En Côte d’Ivoire, Amandine Yao travaille avec des jeunes en milieu scolaire. Elle utilise des outils adaptés à leur âge, comme des débats et des jeux de rôle, pour aborder des thèmes comme les violences sexuelles ou le mariage forcé. Ces approches permettent aux enfants de comprendre leurs droits tout en se sentant en sécurité. En France, Céline Roussat, via Solidarité Femmes Beaujolais, intervient auprès des enfants de 6 à 11 ans. Elle s’appuie sur des supports pédagogiques variés, comme des livres ou des jeux éducatifs.
« L’éducation sexuelle féministe doit être adaptée, ludique et progressive. C’est en posant les bases dès le plus jeune âge que nous pouvons prévenir les violences. » – Céline Roussat
Lolita Rivet, enseignante, intègre régulièrement des débats philosophiques dans ses cours pour aborder ces sujets : « Les enfants ont besoin d’un espace où ils ou elles peuvent poser des questions sans peur d’être jugé·es. Ces échanges leur permettent de développer un esprit critique et de mieux comprendre leurs propres droits. » Elle insiste sur l’importance d’une approche inclusive : « L’éducation sexuelle doit refléter la diversité des identités et des orientations sexuelles. Cela permet à chacun·e de se sentir représenté·e et respecté·e. »
Résistances et oppositions à l’éducation sexuelle féministe
L’éducation sexuelle féministe rencontre des résistances culturelles et institutionnelles. Ces freins sont amplifiés par des mouvements anti-droits bien organisés. Kadiatou Konaté, militante en Guinée avec le Club des jeunes filles leaders, dénonce cette normalisation des violences : « Ces groupes réactionnaires diffusent des messages dangereux qui maintiennent les jeunes filles dans la soumission. Il est crucial de contrer ces discours avec une éducation qui valorise les droits humains. »
En France, Céline Roussat souligne les résistances locales : « Certaines familles ou institutions voient dans l’éducation sexuelle un risque de « perversion ». Mais c’est en ne parlant pas de ces sujets que nous laissons les violences perdurer. » Pour autant, les intervenantes restent optimistes et déterminées à surmonter ces obstacles.
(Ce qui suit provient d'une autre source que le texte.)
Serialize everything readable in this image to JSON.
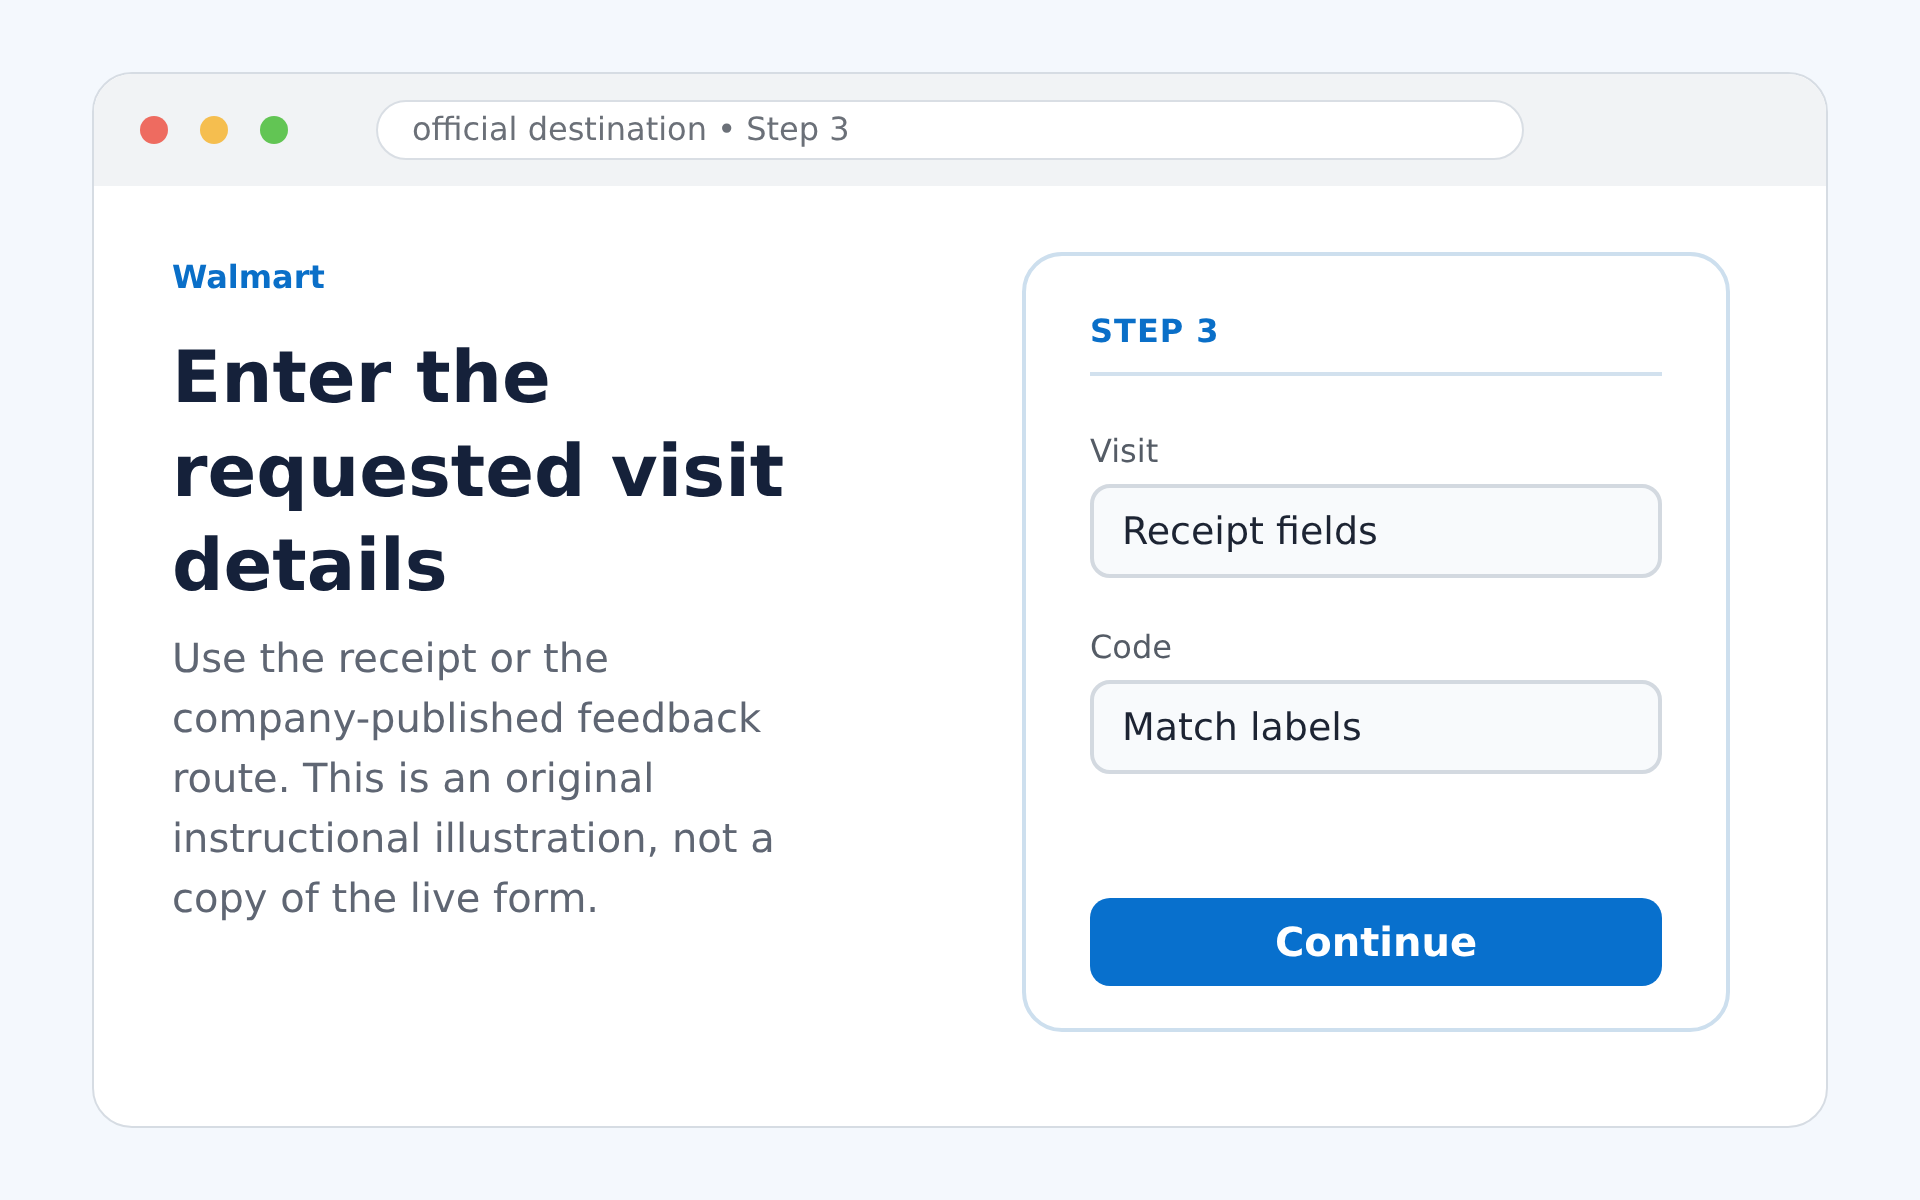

Pour un avenir sans violences sexistes et sexuelles
Pour garantir une éducation sexuelle féministe de qualité, les intervenantes ont proposé plusieurs pistes, notamment la formation des enseignant·es pour leur permettre d’aborder ces sujets avec assurance et pédagogie, l’implication des familles afin de lever les tabous et de favoriser un dialogue intergénérationnel, et la sensibilisation du grand public avec des campagnes nationales d’information et des outils adaptés. Amandine Yao a rappelé l’importance de la coopération internationale : « Le partage d’expériences entre pays est essentiel. Il nous permet de trouver des solutions adaptées à nos contextes respectifs. »
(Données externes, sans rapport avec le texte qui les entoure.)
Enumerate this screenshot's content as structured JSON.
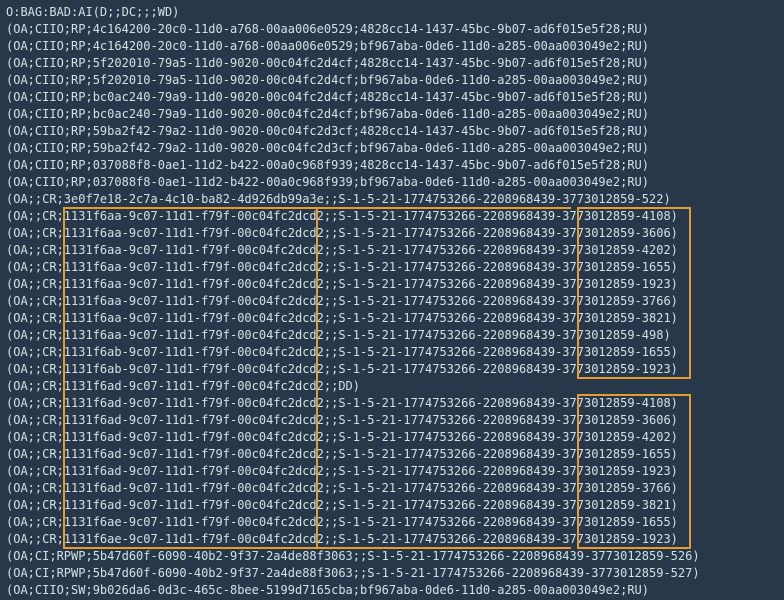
{
  "terminal": {
    "lines": [
      "O:BAG:BAD:AI(D;;DC;;;WD)",
      "(OA;CIIO;RP;4c164200-20c0-11d0-a768-00aa006e0529;4828cc14-1437-45bc-9b07-ad6f015e5f28;RU)",
      "(OA;CIIO;RP;4c164200-20c0-11d0-a768-00aa006e0529;bf967aba-0de6-11d0-a285-00aa003049e2;RU)",
      "(OA;CIIO;RP;5f202010-79a5-11d0-9020-00c04fc2d4cf;4828cc14-1437-45bc-9b07-ad6f015e5f28;RU)",
      "(OA;CIIO;RP;5f202010-79a5-11d0-9020-00c04fc2d4cf;bf967aba-0de6-11d0-a285-00aa003049e2;RU)",
      "(OA;CIIO;RP;bc0ac240-79a9-11d0-9020-00c04fc2d4cf;4828cc14-1437-45bc-9b07-ad6f015e5f28;RU)",
      "(OA;CIIO;RP;bc0ac240-79a9-11d0-9020-00c04fc2d4cf;bf967aba-0de6-11d0-a285-00aa003049e2;RU)",
      "(OA;CIIO;RP;59ba2f42-79a2-11d0-9020-00c04fc2d3cf;4828cc14-1437-45bc-9b07-ad6f015e5f28;RU)",
      "(OA;CIIO;RP;59ba2f42-79a2-11d0-9020-00c04fc2d3cf;bf967aba-0de6-11d0-a285-00aa003049e2;RU)",
      "(OA;CIIO;RP;037088f8-0ae1-11d2-b422-00a0c968f939;4828cc14-1437-45bc-9b07-ad6f015e5f28;RU)",
      "(OA;CIIO;RP;037088f8-0ae1-11d2-b422-00a0c968f939;bf967aba-0de6-11d0-a285-00aa003049e2;RU)",
      "(OA;;CR;3e0f7e18-2c7a-4c10-ba82-4d926db99a3e;;S-1-5-21-1774753266-2208968439-3773012859-522)",
      "(OA;;CR;1131f6aa-9c07-11d1-f79f-00c04fc2dcd2;;S-1-5-21-1774753266-2208968439-3773012859-4108)",
      "(OA;;CR;1131f6aa-9c07-11d1-f79f-00c04fc2dcd2;;S-1-5-21-1774753266-2208968439-3773012859-3606)",
      "(OA;;CR;1131f6aa-9c07-11d1-f79f-00c04fc2dcd2;;S-1-5-21-1774753266-2208968439-3773012859-4202)",
      "(OA;;CR;1131f6aa-9c07-11d1-f79f-00c04fc2dcd2;;S-1-5-21-1774753266-2208968439-3773012859-1655)",
      "(OA;;CR;1131f6aa-9c07-11d1-f79f-00c04fc2dcd2;;S-1-5-21-1774753266-2208968439-3773012859-1923)",
      "(OA;;CR;1131f6aa-9c07-11d1-f79f-00c04fc2dcd2;;S-1-5-21-1774753266-2208968439-3773012859-3766)",
      "(OA;;CR;1131f6aa-9c07-11d1-f79f-00c04fc2dcd2;;S-1-5-21-1774753266-2208968439-3773012859-3821)",
      "(OA;;CR;1131f6aa-9c07-11d1-f79f-00c04fc2dcd2;;S-1-5-21-1774753266-2208968439-3773012859-498)",
      "(OA;;CR;1131f6ab-9c07-11d1-f79f-00c04fc2dcd2;;S-1-5-21-1774753266-2208968439-3773012859-1655)",
      "(OA;;CR;1131f6ab-9c07-11d1-f79f-00c04fc2dcd2;;S-1-5-21-1774753266-2208968439-3773012859-1923)",
      "(OA;;CR;1131f6ad-9c07-11d1-f79f-00c04fc2dcd2;;DD)",
      "(OA;;CR;1131f6ad-9c07-11d1-f79f-00c04fc2dcd2;;S-1-5-21-1774753266-2208968439-3773012859-4108)",
      "(OA;;CR;1131f6ad-9c07-11d1-f79f-00c04fc2dcd2;;S-1-5-21-1774753266-2208968439-3773012859-3606)",
      "(OA;;CR;1131f6ad-9c07-11d1-f79f-00c04fc2dcd2;;S-1-5-21-1774753266-2208968439-3773012859-4202)",
      "(OA;;CR;1131f6ad-9c07-11d1-f79f-00c04fc2dcd2;;S-1-5-21-1774753266-2208968439-3773012859-1655)",
      "(OA;;CR;1131f6ad-9c07-11d1-f79f-00c04fc2dcd2;;S-1-5-21-1774753266-2208968439-3773012859-1923)",
      "(OA;;CR;1131f6ad-9c07-11d1-f79f-00c04fc2dcd2;;S-1-5-21-1774753266-2208968439-3773012859-3766)",
      "(OA;;CR;1131f6ad-9c07-11d1-f79f-00c04fc2dcd2;;S-1-5-21-1774753266-2208968439-3773012859-3821)",
      "(OA;;CR;1131f6ae-9c07-11d1-f79f-00c04fc2dcd2;;S-1-5-21-1774753266-2208968439-3773012859-1655)",
      "(OA;;CR;1131f6ae-9c07-11d1-f79f-00c04fc2dcd2;;S-1-5-21-1774753266-2208968439-3773012859-1923)",
      "(OA;CI;RPWP;5b47d60f-6090-40b2-9f37-2a4de88f3063;;S-1-5-21-1774753266-2208968439-3773012859-526)",
      "(OA;CI;RPWP;5b47d60f-6090-40b2-9f37-2a4de88f3063;;S-1-5-21-1774753266-2208968439-3773012859-527)",
      "(OA;CIIO;SW;9b026da6-0d3c-465c-8bee-5199d7165cba;bf967aba-0de6-11d0-a285-00aa003049e2;RU)"
    ]
  }
}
En écho, Lolita Rivet conclut sur une note d’espoir : « Le chemin est long, mais chaque étape compte. C’est ensemble, avec les enfants, les familles et les institutions, que nous parviendrons à changer les mentalités. » Loin d’être un simple outil pédagogique, l’éducation sexuelle féministe est une arme essentielle contre les violences sexistes et sexuelles. Elle constitue une étape cruciale pour bâtir une société où chaque enfant pourra grandir dans le respect de ses droits et de son intégrité.
« Investir dans cette éducation, c’est donner aux jeunes les moyens de se protéger et de devenir les acteur·rices d’un avenir égalitaire. » Kadiatou Konaté
Le moment est venu de lever les tabous et d’agir ensemble pour outiller les enfants et faire advenir une société plus juste.